7. See, for example, the Suffolk venire, Aug. term 1766, which included 48 petit jurors, 16 from Boston, 6 from Roxbury, the rest in ones and twos from 16 other towns. SF 100784.
8. As to “the record” in certiorari, see No. 27, note 8. The evidence included Rebecca Choate's own deposition, dated 28 Jan. 1766, and those of three other witnesses, dated 20 May 1766, which indicated that she and her late husband had lived in Roxbury until some time in the fall of 1735, but during the next two and a half years had lived successively in Dedham, Stoughton, Dorchester, and Boston. SF 100839. The dates are somewhat vague, but it would have been possible to conclude that the Choates had lived without being warned in either Dedham or Boston for the year necessary to gain a settlement.
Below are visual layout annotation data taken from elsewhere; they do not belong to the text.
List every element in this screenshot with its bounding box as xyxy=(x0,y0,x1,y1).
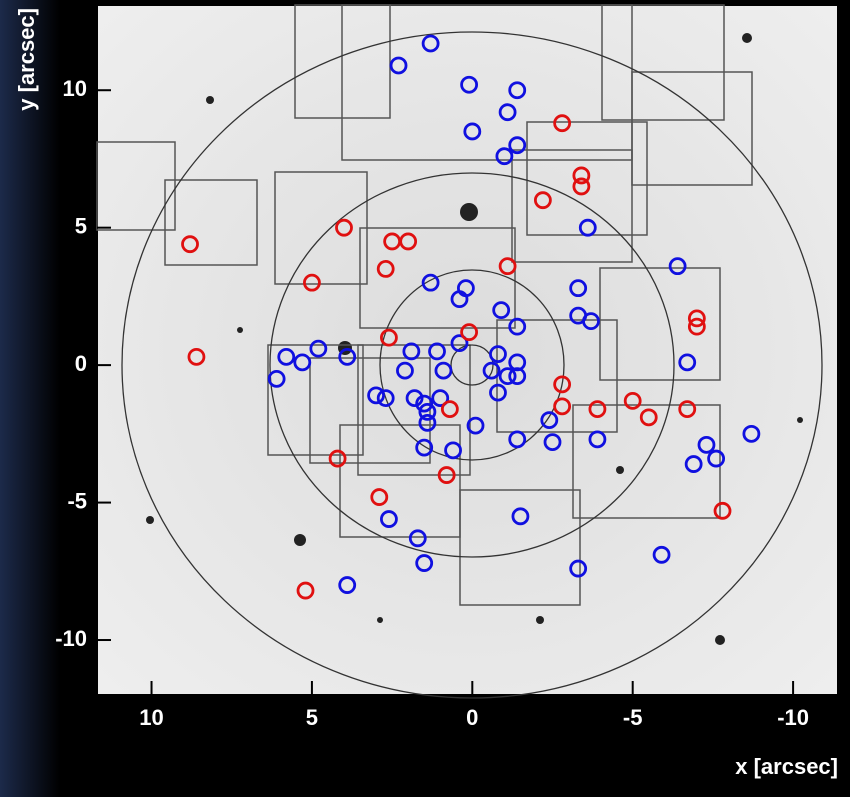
y-tick-label: -5 xyxy=(67,488,87,513)
y-tick-label: -10 xyxy=(55,626,87,651)
plot-area xyxy=(97,5,838,695)
x-tick-label: 0 xyxy=(466,705,478,730)
x-tick-label: 10 xyxy=(139,705,163,730)
x-tick-label: -5 xyxy=(623,705,643,730)
x-tick-label: 5 xyxy=(306,705,318,730)
page: {"chart_data": {"type": "scatter", "x_la… xyxy=(0,0,850,797)
y-tick-label: 0 xyxy=(75,351,87,376)
chart: x [arcsec] y [arcsec] 10 5 0 -5 -10 -10 -5 0 5 10 xyxy=(0,0,850,797)
x-tick-label: -10 xyxy=(777,705,809,730)
x-axis-label: x [arcsec] xyxy=(735,754,838,779)
y-tick-label: 5 xyxy=(75,213,87,238)
y-axis-label: y [arcsec] xyxy=(14,8,39,111)
y-tick-label: 10 xyxy=(63,76,87,101)
background-edge xyxy=(0,0,60,797)
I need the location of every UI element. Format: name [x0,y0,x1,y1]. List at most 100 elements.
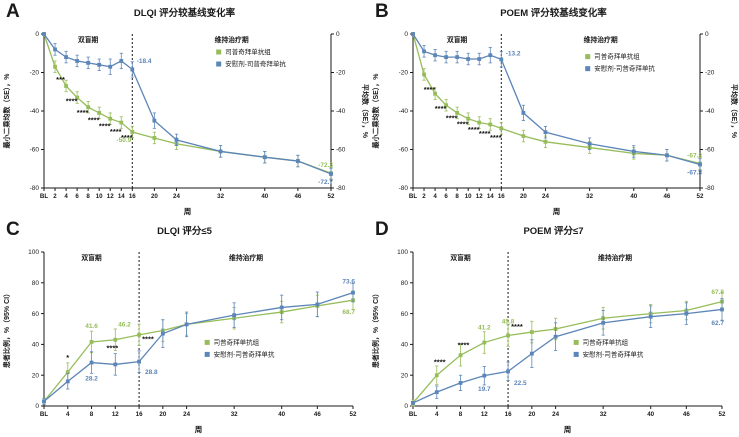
data-point [422,72,426,77]
svg-text:20: 20 [159,411,166,418]
data-point [466,116,471,121]
svg-text:40: 40 [630,193,637,200]
svg-text:双盲期: 双盲期 [78,35,99,44]
data-point [434,390,439,395]
svg-text:45.8: 45.8 [502,318,515,325]
series-placebo [42,32,333,181]
data-point [108,116,113,121]
data-point [499,126,504,131]
panel-a-letter: A [6,1,20,22]
panel-a-title: DLQI 评分较基线变化率 [133,8,236,19]
panel-b-letter: B [375,1,389,22]
data-point [53,64,57,69]
data-point [65,370,70,375]
data-point [488,122,493,127]
svg-text:6: 6 [75,193,79,200]
svg-text:****: **** [121,133,133,142]
data-point [411,32,415,36]
svg-text:****: **** [99,121,111,130]
data-point [482,373,487,378]
data-point [506,333,510,338]
svg-text:-60: -60 [30,147,40,154]
svg-text:患者比例，%（95% CI）: 患者比例，%（95% CI） [2,290,11,368]
svg-text:20: 20 [32,372,40,379]
svg-text:73.6: 73.6 [342,278,355,285]
svg-text:安慰剂-司普奇拜单抗: 安慰剂-司普奇拜单抗 [225,59,286,68]
svg-text:10: 10 [465,193,472,200]
panel-c-chart: 0 20 40 60 80 100 BL 4 8 12 16 20 24 32 40 46 52 周 患者比例，%（… [2,249,357,434]
svg-text:最小二乘均数（SE），%: 最小二乘均数（SE），% [371,73,380,149]
svg-text:60: 60 [32,311,40,318]
data-point [506,369,510,374]
data-point [684,311,689,316]
svg-text:12: 12 [112,411,119,418]
svg-text:患者比例，%（95% CI）: 患者比例，%（95% CI） [371,290,380,368]
svg-text:-40: -40 [399,108,409,115]
data-point [113,337,118,342]
data-point [521,134,526,138]
data-point [315,302,320,307]
svg-text:-13.2: -13.2 [506,50,521,57]
svg-text:-40: -40 [705,108,715,115]
data-point [218,149,223,154]
series-line [412,33,701,165]
point-labels: -13.2 -67.3 -67.8 [506,50,703,176]
svg-text:16: 16 [498,193,505,200]
svg-text:****: **** [457,119,469,128]
y-axis-ticks: 0 20 40 60 80 100 [397,249,413,410]
series-line [43,299,354,402]
data-point [543,130,548,135]
svg-text:维持治疗期: 维持治疗期 [215,35,249,44]
data-point [521,111,526,115]
svg-text:****: **** [142,334,154,343]
data-point [482,340,487,345]
series-treatment [42,32,333,180]
svg-text:0: 0 [35,403,39,410]
point-labels: 41.6 46.2 28.2 28.8 73.6 68.7 [85,278,355,382]
svg-text:-67.8: -67.8 [687,170,702,177]
svg-text:平均数（SE），%: 平均数（SE），% [730,84,738,139]
data-point [444,103,449,108]
data-point [543,139,548,144]
svg-text:BL: BL [40,411,48,418]
data-point [329,172,333,176]
svg-text:14: 14 [118,193,125,200]
data-point [458,381,463,385]
axis-labels: 患者比例，%（95% CI） [371,290,380,368]
svg-text:28.2: 28.2 [85,375,98,382]
phase-divider: 双盲期 维持治疗期 [81,252,263,406]
svg-text:52: 52 [350,411,357,418]
svg-text:最小二乘均数（SE），%: 最小二乘均数（SE），% [2,73,11,149]
svg-text:0: 0 [404,31,408,38]
svg-text:4: 4 [66,411,70,418]
phase-divider: 双盲期 维持治疗期 [447,34,618,188]
data-point [184,322,189,327]
svg-text:安慰剂-司普奇拜单抗: 安慰剂-司普奇拜单抗 [594,64,655,73]
data-point [488,53,493,58]
svg-text:-80: -80 [30,185,40,192]
data-point [499,57,504,62]
svg-text:BL: BL [409,193,417,200]
x-axis-ticks: BL 4 8 12 16 20 24 32 40 46 52 周 [40,406,357,434]
data-point [434,373,439,378]
svg-text:-20: -20 [30,70,40,77]
data-point [89,340,94,344]
data-point [411,401,415,405]
data-point [477,57,482,61]
data-point [295,159,300,163]
svg-text:52: 52 [719,411,726,418]
panel-b: B POEM 评分较基线变化率 0 0 -20 -20 -40 -40 -60 -60 -80 -… [369,0,738,218]
svg-text:4: 4 [435,411,439,418]
data-point [174,137,179,142]
data-point [97,62,102,67]
svg-text:维持治疗期: 维持治疗期 [598,253,632,262]
data-point [553,334,558,339]
data-point [262,155,267,160]
axes [43,252,353,407]
svg-text:32: 32 [217,193,224,200]
data-point [351,290,355,295]
svg-text:***: *** [56,75,65,84]
svg-text:安慰剂-司普奇拜单抗: 安慰剂-司普奇拜单抗 [583,349,644,358]
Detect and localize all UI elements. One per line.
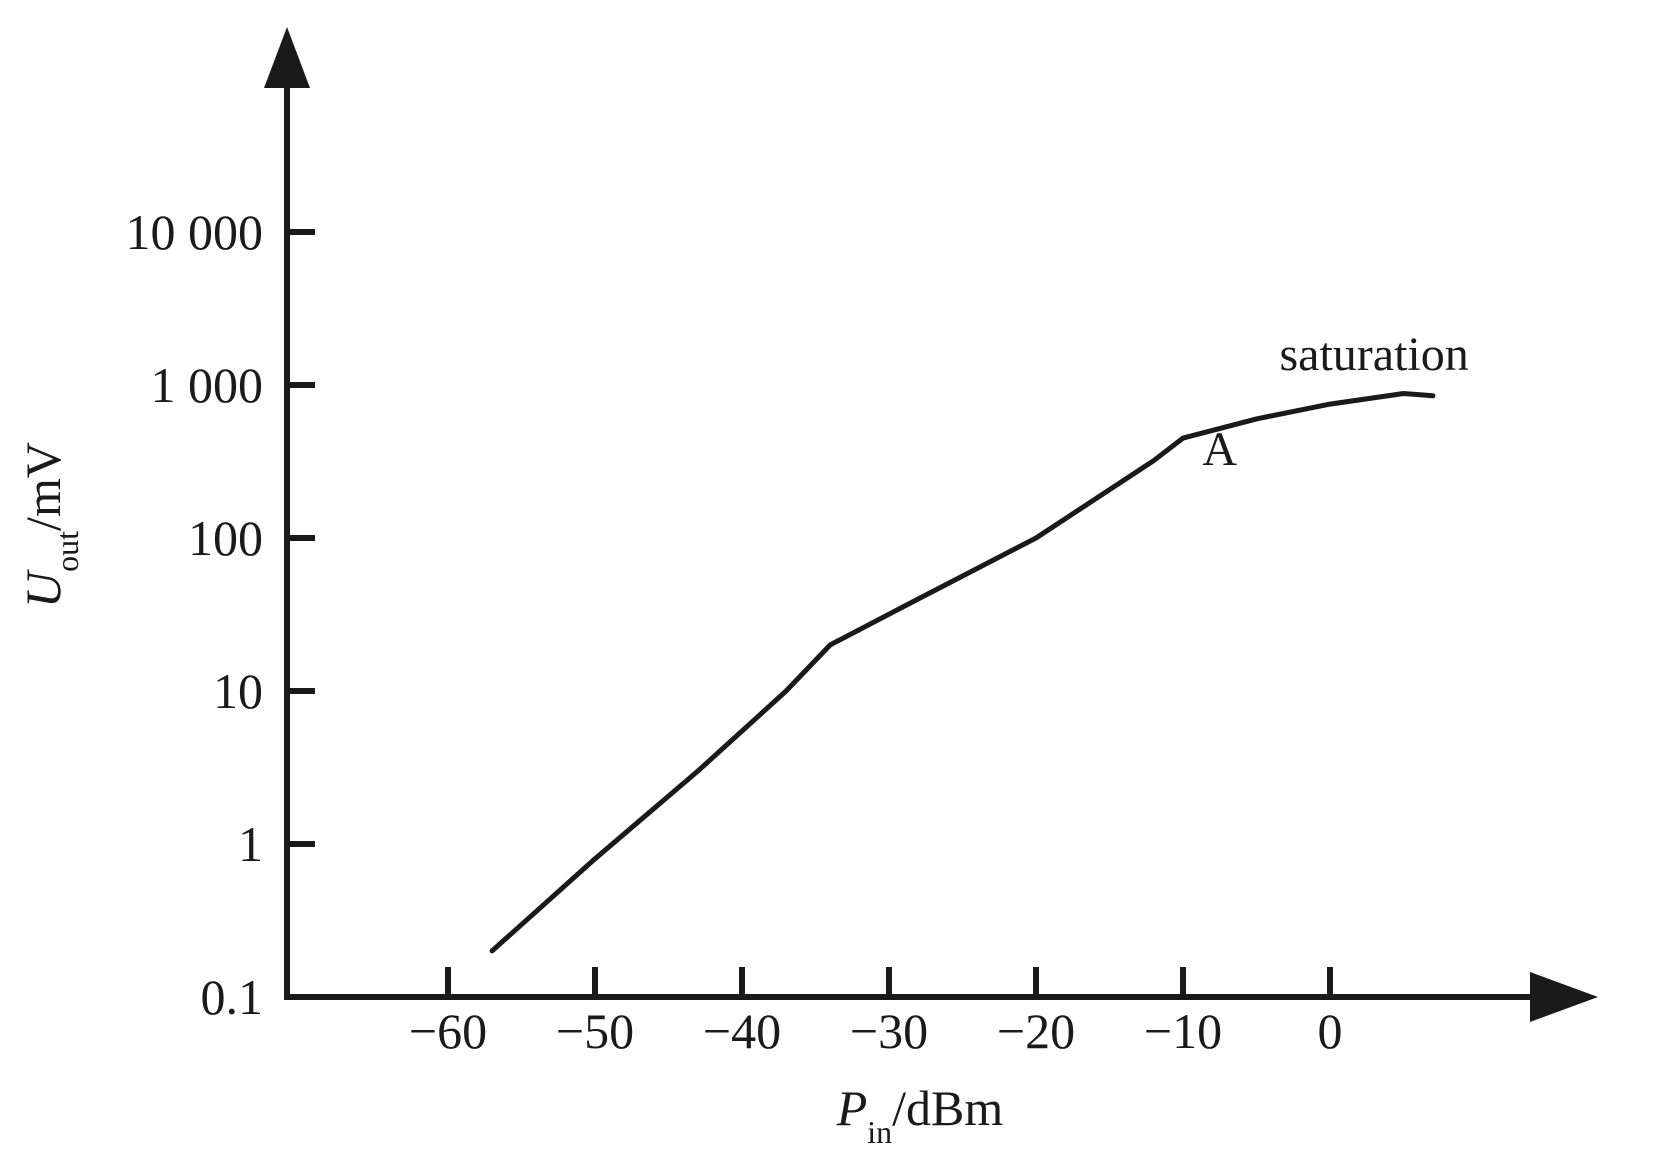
y-tick-label: 1 xyxy=(238,816,263,872)
x-ticks: −60 −50 −40 −30 −20 −10 0 xyxy=(409,967,1343,1059)
axes xyxy=(264,27,1598,1022)
y-tick-label: 10 xyxy=(213,663,263,719)
y-axis-label-sub: out xyxy=(49,531,85,572)
y-axis-arrow xyxy=(264,27,310,88)
y-axis-label-unit: /mV xyxy=(15,442,71,531)
x-axis-label-unit: /dBm xyxy=(892,1080,1003,1136)
series-group xyxy=(489,391,1436,954)
y-tick-label: 0.1 xyxy=(201,969,264,1025)
x-tick-label: 0 xyxy=(1318,1003,1343,1059)
y-tick-label: 100 xyxy=(188,510,263,566)
y-axis-label: Uout/mV xyxy=(15,442,85,608)
x-tick-label: −40 xyxy=(703,1003,781,1059)
y-tick-label: 1 000 xyxy=(151,357,264,413)
x-tick-label: −60 xyxy=(409,1003,487,1059)
x-tick-label: −10 xyxy=(1144,1003,1222,1059)
x-tick-label: −50 xyxy=(556,1003,634,1059)
annotation-label: saturation xyxy=(1279,328,1468,381)
x-axis-label-sub: in xyxy=(867,1114,892,1150)
x-axis-arrow xyxy=(1530,972,1598,1022)
y-ticks: 0.1 1 10 100 1 000 10 000 xyxy=(126,204,315,1025)
annotation-label: A xyxy=(1202,423,1237,476)
y-axis-label-main: U xyxy=(15,569,71,608)
x-tick-label: −20 xyxy=(997,1003,1075,1059)
series-line xyxy=(489,391,1436,954)
y-tick-label: 10 000 xyxy=(126,204,264,260)
x-axis-label-main: P xyxy=(836,1080,868,1136)
x-axis-label: Pin/dBm xyxy=(836,1080,1004,1150)
x-tick-label: −30 xyxy=(850,1003,928,1059)
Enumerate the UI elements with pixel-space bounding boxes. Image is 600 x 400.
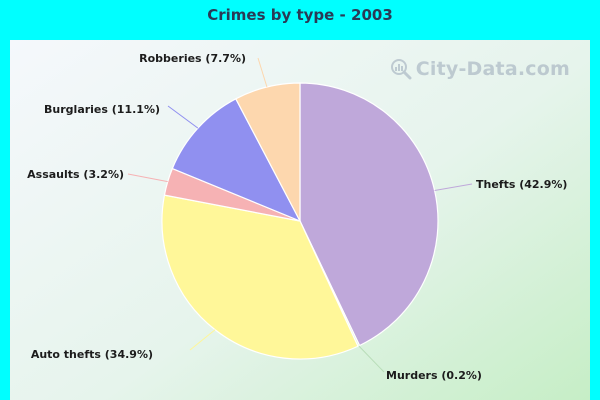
slice-leader-line xyxy=(127,173,168,183)
slice-leader-line xyxy=(167,105,199,129)
pie-slice xyxy=(234,82,301,222)
pie-slice xyxy=(161,194,359,360)
watermark: City-Data.com xyxy=(390,58,570,80)
slice-label: Assaults (3.2%) xyxy=(27,168,124,181)
slice-leader-line xyxy=(257,57,268,88)
pie-slice xyxy=(299,82,439,347)
slice-label: Auto thefts (34.9%) xyxy=(31,348,153,361)
slice-leader-line xyxy=(189,329,216,351)
slice-label: Thefts (42.9%) xyxy=(476,178,567,191)
chart-title: Crimes by type - 2003 xyxy=(207,6,393,24)
slice-leader-line xyxy=(358,345,385,373)
slice-leader-line xyxy=(434,183,473,191)
slice-label: Robberies (7.7%) xyxy=(139,52,246,65)
slice-label: Burglaries (11.1%) xyxy=(44,103,160,116)
slice-label: Murders (0.2%) xyxy=(386,369,482,382)
watermark-text: City-Data.com xyxy=(415,58,570,80)
magnifier-chart-icon xyxy=(390,59,412,80)
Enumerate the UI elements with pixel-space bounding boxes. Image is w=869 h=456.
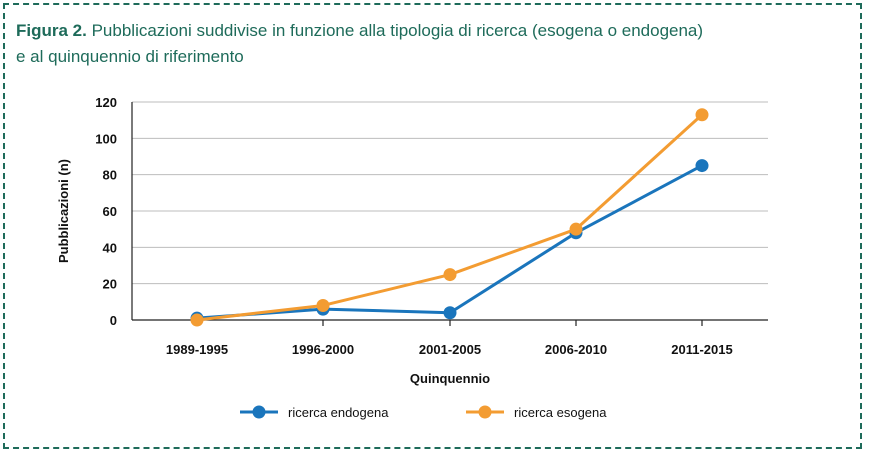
y-tick-label: 40 [103, 240, 117, 255]
y-tick-label: 0 [110, 313, 117, 328]
data-point-endogena [695, 159, 709, 173]
grid-lines [132, 101, 768, 285]
legend-label: ricerca esogena [514, 405, 607, 420]
figure-caption: Figura 2. Pubblicazioni suddivise in fun… [16, 18, 816, 70]
legend-label: ricerca endogena [288, 405, 389, 420]
data-point-esogena [695, 108, 709, 122]
y-tick-label: 80 [103, 168, 117, 183]
data-point-esogena [316, 298, 330, 312]
x-tick-labels: 1989-1995 1996-2000 2001-2005 2006-2010 2011… [166, 342, 733, 357]
x-tick-label: 1996-2000 [292, 342, 354, 357]
y-tick-label: 100 [95, 131, 117, 146]
y-tick-label: 60 [103, 204, 117, 219]
legend-swatch-marker [478, 405, 492, 419]
x-tick-label: 2001-2005 [419, 342, 481, 357]
figure-label: Figura 2. [16, 21, 87, 40]
data-point-esogena [443, 268, 457, 282]
figure-frame [3, 3, 862, 449]
x-tick-label: 2006-2010 [545, 342, 607, 357]
series-lines [190, 108, 709, 327]
series-line-esogena [196, 113, 704, 322]
legend-swatch-marker [252, 405, 266, 419]
legend: ricerca endogena ricerca esogena [240, 405, 607, 420]
y-tick-label: 20 [103, 277, 117, 292]
data-point-esogena [569, 222, 583, 236]
x-tick-label: 1989-1995 [166, 342, 228, 357]
data-point-esogena [190, 313, 204, 327]
x-axis-title: Quinquennio [410, 371, 490, 386]
data-point-endogena [443, 306, 457, 320]
y-tick-label: 120 [95, 95, 117, 110]
axes [131, 102, 768, 326]
x-tick-label: 2011-2015 [671, 342, 732, 357]
y-tick-labels: 0 20 40 60 80 100 120 [95, 95, 117, 328]
figure-caption-line2: e al quinquennio di riferimento [16, 47, 244, 66]
y-axis-title: Pubblicazioni (n) [56, 159, 71, 263]
figure-caption-line1: Pubblicazioni suddivise in funzione alla… [91, 21, 704, 40]
series-line-endogena [196, 164, 703, 320]
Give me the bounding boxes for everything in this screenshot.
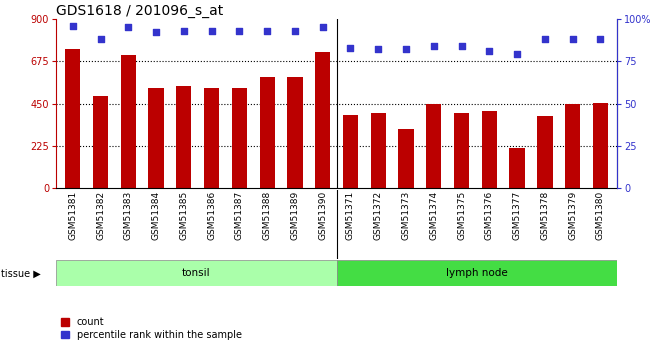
Point xyxy=(540,37,550,42)
Text: GSM51379: GSM51379 xyxy=(568,191,577,240)
Point xyxy=(373,47,383,52)
Bar xyxy=(482,111,497,188)
Text: GSM51385: GSM51385 xyxy=(180,191,188,240)
Text: GSM51377: GSM51377 xyxy=(513,191,521,240)
Point xyxy=(290,28,300,33)
Bar xyxy=(510,148,525,188)
Bar xyxy=(337,260,617,286)
Text: GSM51386: GSM51386 xyxy=(207,191,216,240)
Bar xyxy=(537,116,552,188)
Point xyxy=(150,30,161,35)
Text: GSM51388: GSM51388 xyxy=(263,191,272,240)
Point xyxy=(179,28,189,33)
Bar xyxy=(232,88,247,188)
Bar xyxy=(426,104,442,188)
Bar xyxy=(259,77,275,188)
Text: GSM51371: GSM51371 xyxy=(346,191,355,240)
Bar xyxy=(371,113,386,188)
Point xyxy=(95,37,106,42)
Point xyxy=(234,28,245,33)
Text: GDS1618 / 201096_s_at: GDS1618 / 201096_s_at xyxy=(56,4,223,18)
Point xyxy=(428,43,439,49)
Text: GSM51372: GSM51372 xyxy=(374,191,383,240)
Text: tissue ▶: tissue ▶ xyxy=(1,268,41,278)
Point xyxy=(595,37,606,42)
Text: GSM51389: GSM51389 xyxy=(290,191,300,240)
Bar xyxy=(593,102,608,188)
Point xyxy=(67,23,78,29)
Text: GSM51374: GSM51374 xyxy=(429,191,438,240)
Text: tonsil: tonsil xyxy=(182,268,211,278)
Text: GSM51380: GSM51380 xyxy=(596,191,605,240)
Point xyxy=(207,28,217,33)
Text: GSM51373: GSM51373 xyxy=(401,191,411,240)
Bar xyxy=(148,88,164,188)
Point xyxy=(568,37,578,42)
Text: GSM51384: GSM51384 xyxy=(152,191,160,240)
Text: GSM51375: GSM51375 xyxy=(457,191,466,240)
Bar xyxy=(287,77,302,188)
Bar xyxy=(204,88,219,188)
Point xyxy=(512,52,523,57)
Point xyxy=(484,48,494,54)
Text: GSM51382: GSM51382 xyxy=(96,191,105,240)
Bar xyxy=(121,55,136,188)
Bar xyxy=(176,86,191,188)
Point xyxy=(317,25,328,30)
Text: GSM51381: GSM51381 xyxy=(68,191,77,240)
Text: GSM51376: GSM51376 xyxy=(485,191,494,240)
Bar xyxy=(565,104,580,188)
Point xyxy=(123,25,133,30)
Point xyxy=(345,45,356,50)
Text: GSM51387: GSM51387 xyxy=(235,191,244,240)
Bar xyxy=(65,49,81,188)
Point xyxy=(262,28,273,33)
Bar xyxy=(454,113,469,188)
Text: GSM51378: GSM51378 xyxy=(541,191,549,240)
Bar xyxy=(343,115,358,188)
Point xyxy=(401,47,411,52)
Text: GSM51383: GSM51383 xyxy=(124,191,133,240)
Text: GSM51390: GSM51390 xyxy=(318,191,327,240)
Legend: count, percentile rank within the sample: count, percentile rank within the sample xyxy=(61,317,242,340)
Bar xyxy=(315,52,331,188)
Point xyxy=(456,43,467,49)
Bar xyxy=(399,129,414,188)
Bar xyxy=(56,260,337,286)
Bar xyxy=(93,96,108,188)
Text: lymph node: lymph node xyxy=(446,268,508,278)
In March or April 1738 they moved back to Roxbury but a copy of a warrant in the file shows that they were warned from that town in May 1738. Ibid. The file also contains an attested list of the selectmen of Roxbury for 1763, showing that Joseph Williams, the justice of the peace who ordered Rebecca's removal, held the former office as well. Ibid. This document had presumably been put in evidence for Boston on the trial, to support the contention that Williams was interested. The list would also have been admissible on an appeal, but Gridley may have intended to contest this point on legal rather than factual grounds, since he had not denied the allegation to this effect in the Sessions. The issue had not yet been ruled upon against the jurisdiction by the Suffolk Court of Sessions. See No. 27, text at note 11.
9. Min. Bk. 81, SCJ Suffolk, Aug. 1766, N–24. See SCJ Rec. 1766–1767, fol. 98. Boston was allowed costs of £1 os. 2d.